Coating helps keep clinical trials 'blind'

Related tags Pharmacology

Boehringer Ingelheim has been granted a US patent on a way to
disguise real and placebo tablets in a clinical trial - without
having to resort to placing them in larger capsules which may be
difficult for patients to swallow.

The technology covered in the patent can be used to obscure any indicating marks on a tablet using a sugar-based coating that does not have any impact on the stability of the drug, or its ability to be released from the tablet.

Clinical studies to determine the effectiveness of new drugs requires that identical tablets be prepared which contain an active drug, no drug (placebo) and/or a control drug. This is done in order to prevent the patients and investigators from knowing who is receiving the drug that is being tested.

When making dosage forms for a clinical trial, the active drug and the placebo are generally obscured using over-encapsulation, coating or de-branding. In other words, the tablet is placed in a larger capsule, coated with an obscuring layer or 'de-branded' using a de-inking agent.

The patent​ claims over-encapsulation is effective but time consuming. Moreover, strict quality controls are required to assure that the capsule and tablet are bioequivalent and are manufactured properly, and the gelatin and moisture in the capsules may introduce stability problems.

Meanwhile, overcoating of tablets has not been successful for embossed tablets because of the formation of ghost images in the areas where the tablets are embossed, according to the patent. And the de-branding of printed tablets and capsules is a labour intensive process that may also raise the question of stability, due to the use of solvents for manually de-inking the printed matter on the dosage form.

These problems could mean that companies have to carry out stability and bioequivalence studies on the dosage form, hiking the expense of the trial.

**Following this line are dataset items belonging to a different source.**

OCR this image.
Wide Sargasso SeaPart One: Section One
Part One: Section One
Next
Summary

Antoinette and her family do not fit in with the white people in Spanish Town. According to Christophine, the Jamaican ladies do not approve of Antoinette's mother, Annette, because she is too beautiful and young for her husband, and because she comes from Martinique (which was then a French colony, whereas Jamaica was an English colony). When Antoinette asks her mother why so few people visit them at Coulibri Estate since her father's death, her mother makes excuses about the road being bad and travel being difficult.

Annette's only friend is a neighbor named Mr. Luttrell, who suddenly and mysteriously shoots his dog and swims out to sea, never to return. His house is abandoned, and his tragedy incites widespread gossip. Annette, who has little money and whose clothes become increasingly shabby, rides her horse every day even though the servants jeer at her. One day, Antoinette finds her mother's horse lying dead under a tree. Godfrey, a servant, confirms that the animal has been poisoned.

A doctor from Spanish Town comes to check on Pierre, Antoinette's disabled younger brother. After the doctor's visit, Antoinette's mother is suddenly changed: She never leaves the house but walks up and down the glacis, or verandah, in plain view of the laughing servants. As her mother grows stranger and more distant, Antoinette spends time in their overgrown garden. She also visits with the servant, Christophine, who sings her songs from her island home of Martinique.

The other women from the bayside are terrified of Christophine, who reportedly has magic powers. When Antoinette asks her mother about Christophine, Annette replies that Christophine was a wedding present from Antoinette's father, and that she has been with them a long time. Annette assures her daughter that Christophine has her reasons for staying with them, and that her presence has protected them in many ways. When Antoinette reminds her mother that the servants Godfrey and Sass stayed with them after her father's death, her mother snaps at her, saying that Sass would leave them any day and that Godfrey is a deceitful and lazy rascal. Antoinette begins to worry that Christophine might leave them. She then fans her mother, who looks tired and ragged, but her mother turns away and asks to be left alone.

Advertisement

Another alternative is that tablets can be milled and filled into capsules, although this is not always suitable for complex formulations and raises issues about how closely the resulting dosage form matches its parent in uniformity, stability and bioavailability.

Boehringer's solution is to coat the tablets with a polymer such as polyethylene glycol, and then progressively bind sugar-based coatings to this layer until the tablet is 'rounded-out', and any embossed areas are filled.

The invention also provides a method for coating micro tablets for the purpose of rounding them to facilitate the mechanical filling of the micro tablets into capsules.